Re: [ANNOUNCE][PATCH] Kcli - Kernel command line interface.



On Mon, Apr 23, 2007 at 06:12:19PM -0700, Matt Ranon wrote:
However, our reasons for Kcli are:
1) Our devices ship with no user space, and we want the development
environment to be as close as possible to the final product.

I hope that means your devices have full source code available under
the GPL. Even if they do, kcli will probably encourage other folks to
abuse the kernel license.

2) Getting debug information with user space calls require context
switches and data copies, which changes the real time profile and can mask
bugs.

Probably no worse than whatever I/O interface you're likely to use
with this. Reminds me of a particular "world-famous filesystem
developer" who eventually figured out that his serial console was the
cause of most of the filesystem latency glitches he was hitting.

3) To use user space, we would need cross compiled libc's, special
builds of gcc, root file systems, flash storage to store it all, and all
sorts of things which make life a lot more complicated than it needs
to be for us. We are quite capable of producing all these things, but,
we just don't see the point in it. Our way, we just have a gcc capable
of cross compiling the kernel and it is so simple.

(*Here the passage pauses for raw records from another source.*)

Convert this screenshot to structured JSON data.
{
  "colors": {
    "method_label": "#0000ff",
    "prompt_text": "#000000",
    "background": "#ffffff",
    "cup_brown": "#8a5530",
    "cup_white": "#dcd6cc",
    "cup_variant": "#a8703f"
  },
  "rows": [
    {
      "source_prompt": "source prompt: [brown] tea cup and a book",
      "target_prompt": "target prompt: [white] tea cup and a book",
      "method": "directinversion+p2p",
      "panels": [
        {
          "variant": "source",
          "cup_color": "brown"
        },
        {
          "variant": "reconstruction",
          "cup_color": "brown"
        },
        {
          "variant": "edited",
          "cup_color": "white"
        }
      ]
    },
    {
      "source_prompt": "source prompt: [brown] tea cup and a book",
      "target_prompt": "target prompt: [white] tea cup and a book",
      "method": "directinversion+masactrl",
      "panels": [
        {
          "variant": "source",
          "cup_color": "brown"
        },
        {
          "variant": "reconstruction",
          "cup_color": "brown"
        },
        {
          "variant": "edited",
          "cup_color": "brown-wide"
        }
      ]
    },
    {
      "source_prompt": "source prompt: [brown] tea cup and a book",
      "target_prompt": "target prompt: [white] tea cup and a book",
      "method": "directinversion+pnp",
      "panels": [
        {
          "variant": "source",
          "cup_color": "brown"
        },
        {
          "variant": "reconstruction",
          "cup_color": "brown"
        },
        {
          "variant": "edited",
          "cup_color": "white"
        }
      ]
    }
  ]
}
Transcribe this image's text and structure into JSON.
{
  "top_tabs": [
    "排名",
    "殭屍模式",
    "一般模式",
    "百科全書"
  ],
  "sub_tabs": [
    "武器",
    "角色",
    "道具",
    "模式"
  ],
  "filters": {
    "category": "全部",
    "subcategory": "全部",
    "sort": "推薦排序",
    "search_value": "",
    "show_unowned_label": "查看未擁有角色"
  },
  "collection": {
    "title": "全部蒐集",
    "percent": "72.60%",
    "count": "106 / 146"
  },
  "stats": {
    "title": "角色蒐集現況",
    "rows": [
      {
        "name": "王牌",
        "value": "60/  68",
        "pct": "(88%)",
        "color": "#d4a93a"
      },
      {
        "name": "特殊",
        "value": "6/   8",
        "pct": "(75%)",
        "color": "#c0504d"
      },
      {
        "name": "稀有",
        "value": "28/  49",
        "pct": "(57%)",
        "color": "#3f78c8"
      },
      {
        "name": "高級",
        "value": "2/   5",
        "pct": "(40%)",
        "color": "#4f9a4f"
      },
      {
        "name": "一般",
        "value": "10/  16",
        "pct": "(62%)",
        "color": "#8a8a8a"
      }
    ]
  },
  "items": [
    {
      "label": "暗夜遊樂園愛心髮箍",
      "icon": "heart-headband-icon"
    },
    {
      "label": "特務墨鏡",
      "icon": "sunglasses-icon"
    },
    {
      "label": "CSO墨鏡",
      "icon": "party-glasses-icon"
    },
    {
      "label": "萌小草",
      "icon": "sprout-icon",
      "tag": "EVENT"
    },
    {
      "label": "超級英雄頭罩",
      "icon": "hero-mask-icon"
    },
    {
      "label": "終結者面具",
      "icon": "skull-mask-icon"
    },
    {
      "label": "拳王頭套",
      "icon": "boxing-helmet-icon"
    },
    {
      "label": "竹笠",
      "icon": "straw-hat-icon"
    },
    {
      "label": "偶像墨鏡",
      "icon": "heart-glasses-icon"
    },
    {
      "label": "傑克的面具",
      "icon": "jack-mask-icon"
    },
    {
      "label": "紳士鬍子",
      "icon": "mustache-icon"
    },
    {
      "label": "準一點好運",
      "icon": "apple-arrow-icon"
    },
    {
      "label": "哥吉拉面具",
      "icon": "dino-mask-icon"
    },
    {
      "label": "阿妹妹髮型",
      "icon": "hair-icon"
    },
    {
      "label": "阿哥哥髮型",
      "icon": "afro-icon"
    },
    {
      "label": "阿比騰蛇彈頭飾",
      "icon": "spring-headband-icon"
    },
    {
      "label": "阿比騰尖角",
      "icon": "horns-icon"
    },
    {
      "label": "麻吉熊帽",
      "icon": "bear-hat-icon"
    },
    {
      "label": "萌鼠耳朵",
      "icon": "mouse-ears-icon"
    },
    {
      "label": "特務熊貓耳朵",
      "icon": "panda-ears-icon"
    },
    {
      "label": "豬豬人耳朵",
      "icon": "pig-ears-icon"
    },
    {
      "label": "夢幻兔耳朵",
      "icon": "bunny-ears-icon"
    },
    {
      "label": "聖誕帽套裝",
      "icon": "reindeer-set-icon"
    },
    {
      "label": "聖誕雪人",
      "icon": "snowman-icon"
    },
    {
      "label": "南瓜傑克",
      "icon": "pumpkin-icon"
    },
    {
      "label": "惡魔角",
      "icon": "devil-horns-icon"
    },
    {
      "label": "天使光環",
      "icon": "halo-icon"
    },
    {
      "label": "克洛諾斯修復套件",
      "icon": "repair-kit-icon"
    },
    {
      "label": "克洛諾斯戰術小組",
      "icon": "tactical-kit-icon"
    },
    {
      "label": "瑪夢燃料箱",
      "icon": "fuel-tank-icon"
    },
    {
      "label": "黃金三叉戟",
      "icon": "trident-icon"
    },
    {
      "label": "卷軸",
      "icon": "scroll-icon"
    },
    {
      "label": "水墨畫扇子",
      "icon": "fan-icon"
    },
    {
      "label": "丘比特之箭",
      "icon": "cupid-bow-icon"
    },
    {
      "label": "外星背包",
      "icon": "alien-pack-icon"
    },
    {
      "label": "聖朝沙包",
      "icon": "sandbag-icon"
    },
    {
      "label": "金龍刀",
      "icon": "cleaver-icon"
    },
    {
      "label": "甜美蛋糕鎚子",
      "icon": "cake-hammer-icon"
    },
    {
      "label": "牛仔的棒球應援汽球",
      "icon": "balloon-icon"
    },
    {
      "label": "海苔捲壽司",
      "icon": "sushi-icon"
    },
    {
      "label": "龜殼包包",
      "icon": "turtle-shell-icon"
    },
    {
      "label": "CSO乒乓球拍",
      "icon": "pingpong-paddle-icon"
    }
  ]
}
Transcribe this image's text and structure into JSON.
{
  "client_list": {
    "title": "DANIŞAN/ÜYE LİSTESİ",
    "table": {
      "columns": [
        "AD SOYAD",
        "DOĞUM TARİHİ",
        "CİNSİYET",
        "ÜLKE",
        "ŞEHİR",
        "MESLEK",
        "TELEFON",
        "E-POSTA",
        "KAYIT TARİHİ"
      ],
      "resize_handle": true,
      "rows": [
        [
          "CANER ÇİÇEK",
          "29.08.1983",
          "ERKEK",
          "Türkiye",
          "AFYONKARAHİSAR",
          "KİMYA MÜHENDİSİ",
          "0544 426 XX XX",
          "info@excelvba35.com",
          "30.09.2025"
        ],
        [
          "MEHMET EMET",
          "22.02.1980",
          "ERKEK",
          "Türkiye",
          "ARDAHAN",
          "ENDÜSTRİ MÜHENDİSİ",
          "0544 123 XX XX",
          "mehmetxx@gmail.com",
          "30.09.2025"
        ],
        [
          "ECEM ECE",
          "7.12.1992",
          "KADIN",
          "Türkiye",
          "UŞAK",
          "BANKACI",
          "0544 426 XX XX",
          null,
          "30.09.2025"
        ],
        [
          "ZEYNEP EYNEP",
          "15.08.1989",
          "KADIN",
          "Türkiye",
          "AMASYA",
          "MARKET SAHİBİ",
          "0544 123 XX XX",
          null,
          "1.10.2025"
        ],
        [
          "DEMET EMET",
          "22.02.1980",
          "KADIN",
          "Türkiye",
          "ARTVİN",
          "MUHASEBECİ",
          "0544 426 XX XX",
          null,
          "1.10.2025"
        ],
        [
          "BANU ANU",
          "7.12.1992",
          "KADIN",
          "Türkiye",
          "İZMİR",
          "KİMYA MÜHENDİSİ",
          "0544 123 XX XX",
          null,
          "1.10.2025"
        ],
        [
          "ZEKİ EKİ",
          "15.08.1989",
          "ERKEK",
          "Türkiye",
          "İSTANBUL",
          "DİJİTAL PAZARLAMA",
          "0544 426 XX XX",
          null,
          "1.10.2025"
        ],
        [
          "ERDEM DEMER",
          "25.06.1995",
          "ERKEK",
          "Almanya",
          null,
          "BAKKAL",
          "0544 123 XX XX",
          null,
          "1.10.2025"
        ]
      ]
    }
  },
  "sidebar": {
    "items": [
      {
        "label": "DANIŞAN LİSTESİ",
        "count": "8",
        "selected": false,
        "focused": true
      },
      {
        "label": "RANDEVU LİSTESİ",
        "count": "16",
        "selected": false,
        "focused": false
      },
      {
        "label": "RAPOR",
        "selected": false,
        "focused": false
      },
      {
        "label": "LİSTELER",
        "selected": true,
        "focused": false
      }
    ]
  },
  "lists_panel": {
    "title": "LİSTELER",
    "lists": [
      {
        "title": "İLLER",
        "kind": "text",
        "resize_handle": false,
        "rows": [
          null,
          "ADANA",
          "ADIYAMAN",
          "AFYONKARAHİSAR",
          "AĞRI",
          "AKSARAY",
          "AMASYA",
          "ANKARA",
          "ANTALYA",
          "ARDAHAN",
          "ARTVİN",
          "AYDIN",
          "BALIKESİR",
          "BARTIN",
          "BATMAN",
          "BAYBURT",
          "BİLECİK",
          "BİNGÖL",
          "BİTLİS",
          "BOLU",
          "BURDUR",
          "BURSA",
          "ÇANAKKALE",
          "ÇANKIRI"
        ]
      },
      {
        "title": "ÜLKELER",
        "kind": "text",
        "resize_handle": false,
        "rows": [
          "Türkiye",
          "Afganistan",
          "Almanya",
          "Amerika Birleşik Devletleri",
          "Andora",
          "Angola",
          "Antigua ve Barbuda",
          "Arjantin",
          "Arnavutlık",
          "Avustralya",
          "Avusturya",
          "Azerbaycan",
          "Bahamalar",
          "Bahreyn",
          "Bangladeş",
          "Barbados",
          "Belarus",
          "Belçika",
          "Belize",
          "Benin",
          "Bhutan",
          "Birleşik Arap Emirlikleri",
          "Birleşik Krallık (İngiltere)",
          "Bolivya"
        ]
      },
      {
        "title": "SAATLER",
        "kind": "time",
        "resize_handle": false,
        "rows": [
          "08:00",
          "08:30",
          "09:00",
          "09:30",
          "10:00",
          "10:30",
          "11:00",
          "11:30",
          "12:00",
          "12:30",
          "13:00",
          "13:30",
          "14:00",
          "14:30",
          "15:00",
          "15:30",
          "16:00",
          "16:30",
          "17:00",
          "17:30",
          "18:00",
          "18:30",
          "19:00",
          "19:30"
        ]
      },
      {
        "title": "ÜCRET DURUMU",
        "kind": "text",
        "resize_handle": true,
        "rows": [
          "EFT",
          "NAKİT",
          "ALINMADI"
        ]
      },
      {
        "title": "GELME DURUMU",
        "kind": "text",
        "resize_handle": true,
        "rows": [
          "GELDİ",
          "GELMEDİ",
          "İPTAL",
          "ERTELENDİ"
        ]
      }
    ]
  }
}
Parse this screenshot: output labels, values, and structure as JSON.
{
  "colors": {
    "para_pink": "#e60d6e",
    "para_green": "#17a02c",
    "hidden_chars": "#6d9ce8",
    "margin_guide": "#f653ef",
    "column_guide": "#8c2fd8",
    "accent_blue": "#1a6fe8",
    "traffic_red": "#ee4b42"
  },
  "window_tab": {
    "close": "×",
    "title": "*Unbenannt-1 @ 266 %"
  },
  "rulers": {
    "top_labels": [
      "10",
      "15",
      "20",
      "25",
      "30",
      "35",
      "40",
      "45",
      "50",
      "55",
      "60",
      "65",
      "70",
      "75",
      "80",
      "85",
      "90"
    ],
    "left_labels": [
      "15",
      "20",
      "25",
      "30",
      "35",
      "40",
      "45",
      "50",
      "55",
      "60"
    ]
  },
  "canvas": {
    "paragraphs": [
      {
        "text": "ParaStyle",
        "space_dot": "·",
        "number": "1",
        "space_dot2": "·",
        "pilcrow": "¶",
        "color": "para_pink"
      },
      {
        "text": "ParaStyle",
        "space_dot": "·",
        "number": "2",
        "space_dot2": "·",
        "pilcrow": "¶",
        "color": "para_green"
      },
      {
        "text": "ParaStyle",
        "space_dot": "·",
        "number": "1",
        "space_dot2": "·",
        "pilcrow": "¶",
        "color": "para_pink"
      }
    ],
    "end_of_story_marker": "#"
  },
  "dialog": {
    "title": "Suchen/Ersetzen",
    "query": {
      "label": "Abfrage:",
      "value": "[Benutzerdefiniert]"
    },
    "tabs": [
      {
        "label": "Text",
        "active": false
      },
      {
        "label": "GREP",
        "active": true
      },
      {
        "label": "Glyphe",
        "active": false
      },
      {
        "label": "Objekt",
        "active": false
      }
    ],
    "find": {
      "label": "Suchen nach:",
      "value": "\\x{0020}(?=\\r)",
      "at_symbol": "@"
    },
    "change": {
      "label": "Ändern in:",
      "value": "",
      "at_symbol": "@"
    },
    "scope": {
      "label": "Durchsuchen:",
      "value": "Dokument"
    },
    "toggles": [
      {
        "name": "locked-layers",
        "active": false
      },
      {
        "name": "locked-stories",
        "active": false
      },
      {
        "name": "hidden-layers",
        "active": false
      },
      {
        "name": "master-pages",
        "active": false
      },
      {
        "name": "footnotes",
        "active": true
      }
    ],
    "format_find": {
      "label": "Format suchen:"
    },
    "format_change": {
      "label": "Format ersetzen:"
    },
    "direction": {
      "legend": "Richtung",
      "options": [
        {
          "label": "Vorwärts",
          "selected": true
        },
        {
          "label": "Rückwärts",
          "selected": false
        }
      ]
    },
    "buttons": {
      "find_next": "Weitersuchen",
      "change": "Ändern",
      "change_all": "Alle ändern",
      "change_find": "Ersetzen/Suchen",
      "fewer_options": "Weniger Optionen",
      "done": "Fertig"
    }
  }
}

Please familiarize yourself with initramfs and klibc. You can attach
an arbitrary minimal filesystem to the kernel image. You don't need a
special compiler, flash, etc., and the kernel build system will build
the filesystem image (a cpio archive) for you.

4) For us, it is the opposite argument. We would need to be convinced
that having user space is worth all the overhead. Not just CPU
overhead, but all the overheads.

Moving stuff to userspace usually has negative overhead because it's
pageable, easier to maintain, and easier to debug.

5) We like it in the kernel, we find it to be warm and fuzzy. Whereas,
user space is a cold, dark, and rainy place, and we just don't want to
go there. :)

I once spent a few weeks getting OpenSSH serving multiple clients on
vxWorks and I'm happy I'll never have to touch a kernel without
userspace again.

I think there probably is a place for some basic debugging and
introspection, including dumping address ranges, looking up symbols
and the like, but a debugger is different than a command interpreter.

--
Mathematics is the supreme nostalgia of our time.